会議日:令和7年12月10日
( 市会定例会( 一般質問 ) )
災害時のトイレ対策

次に災害時のトイレ対策について伺います。
災害時において、市民の皆様の避難生活を安心・安全なものとするためには、何よりもまず「トイレに困らない環境」の整備が不可欠です。災害発生時におけるトイレ対策は、喫緊の課題と言えます。
公園の中には、災害発生時には広域避難場所や、地域のいっとき避難場所、帰宅困難者等の避難場所として、指定されている場所もあり、いずれも避難する方々がトイレを利用することが見込まれます。
そのため、災害発生時に自宅等のトイレが使えない場合を想定し、公園でトイレ機能が確保できるようにすることが望ましいと考えます。
そこで、公園トイレの災害時における対応について、副市長に伺います。

現在、公園トイレは洋式化を進めているところでございますが、一部の公園では、地域からのご要望を受けて、災害時にはテント等を設置し、簡易型トイレとして利用可能なマンホールを設置しております。また、地震火災対策の重点対策地域における公園では、マンホールトイレの設置について地域の皆様と協議を進めております。
引き続き地域の皆様と連携して幅広く対策を検討してまいります。

現在、本市における災害時のトイレ対策は地域防災拠点における下水道直結式が主流であり、集合住宅におけるマンホールトイレ設置助成制度でも同様の仕組みが紹介されています。一方で、災害対応型トイレには様々なものがあり、例えば、地下に大容量の貯留ピットを備え、ピットが満タンになるまで500人が30日間使用可能なものも製品化されています。このトイレは下水道管に依存しないので、大規模地震でも安心して使用できるという利点があります。
こうした新たな製品も含め、より多角的なトイレ対策が必要です。
そこで、災害時のトイレ対策を様々な手法で検討すべきと考えますが、市長の見解を伺います。

本市では、地域防災拠点における下水直結式仮設トイレ、いわゆるハマッコトイレの整備のほか、トイレパックや汲み取り式仮設トイレの配備も進めています。また、今年度から災害時に機動的に活用できるトイレトレーラーを追加導入するなど、様々なトイレ対策に取り組んでいます。
技術の進展や他都市の事例も参考にしながら、引き続きトイレ対策を推進していき
ます。

また、災害時のトイレ対策においては、設備の質だけでなく、十分な数の確保も重要です。
私の地元、都筑区の北山田地区はマンションが多い地域ですが、1万5千人規模の自治会に対して、地域防災拠点は小学校1校のみとなっています。災害による停電や下水道管の損傷などで自宅のトイレが使えなくなった場合、マンションの住民が避難所に集中する可能性も考えられます。
地域防災拠点の資機材の充実はもちろん必要ですが、それだけでは対応しきれない可能性も踏まえ、近隣の公園への災害対応型トイレの整備や、マンション管理組合と連携したトイレパックの個人備蓄啓発など、まだまだ取り組めることがあると考えます。
そのためには、各局が個別に対応するのではなく、地域の特性に応じて、局を横断した面的な対応が求められるのではないでしょうか。
そこで、全市をあげて災害時のトイレ対策を進めるべきと考えますが、市長の見解を伺います。
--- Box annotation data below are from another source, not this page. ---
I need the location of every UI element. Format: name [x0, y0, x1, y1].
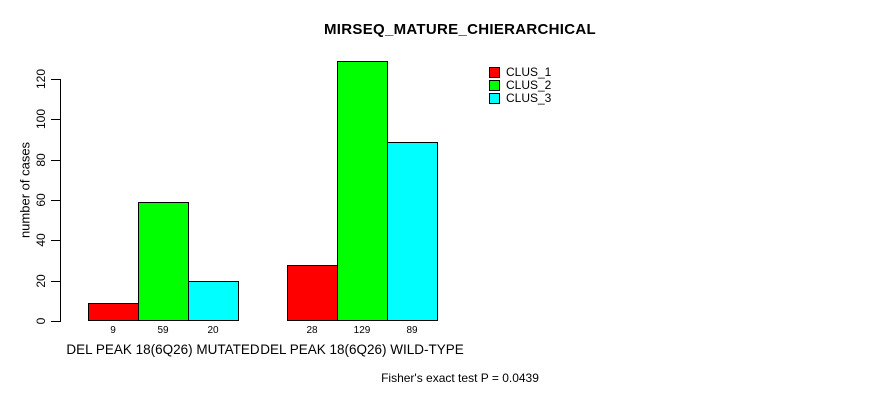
y-tick-label: 60 [34, 193, 48, 207]
legend-row: CLUS_3 [489, 92, 551, 105]
category-label: DEL PEAK 18(6Q26) MUTATED [66, 342, 260, 357]
bar-clus_1-group1 [88, 303, 139, 321]
chart-title: MIRSEQ_MATURE_CHIERARCHICAL [324, 21, 596, 38]
y-tick-label: 0 [34, 317, 48, 325]
y-tick-mark [51, 119, 60, 120]
legend-row: CLUS_2 [489, 79, 551, 92]
category-label: DEL PEAK 18(6Q26) WILD-TYPE [260, 342, 464, 357]
bar-value-label: 9 [110, 325, 116, 336]
bar-value-label: 129 [353, 325, 371, 336]
y-tick-mark [51, 160, 60, 161]
legend: CLUS_1 CLUS_2 CLUS_3 [489, 66, 551, 105]
y-tick-mark [51, 240, 60, 241]
bar-value-label: 20 [207, 325, 219, 336]
y-tick-mark [51, 281, 60, 282]
legend-label: CLUS_1 [506, 65, 552, 79]
bar-clus_3-group1 [188, 281, 239, 321]
y-tick-label: 80 [34, 153, 48, 167]
y-axis-line [60, 79, 61, 322]
bar-value-label: 59 [157, 325, 169, 336]
legend-row: CLUS_1 [489, 66, 551, 79]
legend-swatch-icon [489, 80, 500, 91]
y-tick-label: 120 [34, 68, 48, 90]
bar-clus_2-group1 [138, 202, 189, 321]
y-tick-mark [51, 200, 60, 201]
legend-label: CLUS_3 [506, 91, 552, 105]
legend-swatch-icon [489, 93, 500, 104]
bar-value-label: 89 [406, 325, 418, 336]
y-axis-label: number of cases [17, 141, 33, 239]
legend-swatch-icon [489, 67, 500, 78]
legend-label: CLUS_2 [506, 78, 552, 92]
y-tick-mark [51, 79, 60, 80]
y-tick-label: 20 [34, 274, 48, 288]
footnote: Fisher's exact test P = 0.0439 [381, 371, 539, 385]
bar-clus_2-group2 [337, 61, 388, 321]
bar-clus_1-group2 [287, 265, 338, 321]
y-tick-label: 100 [34, 108, 48, 130]
bar-value-label: 28 [306, 325, 318, 336]
y-tick-label: 40 [34, 233, 48, 247]
y-tick-mark [51, 321, 60, 322]
bar-clus_3-group2 [387, 142, 438, 321]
小中学校や公園のトイレの洋式化を令和11年度までに完了させるとともに、地域等でのマンホールトイレの設置の支援や、トイレパックの個人備蓄を促進するなど、ハードとソフトの両面でのトイレ対策を地震防災戦略に位置付けて、取り組んでいます。
引き続きスピード感を持って、災害時のトイレ対策を進めていきます。

今後は、より一層各局が連携し、これまで以上に実効性のある対策が進められることを期待して、次の質問に移らせていただきます。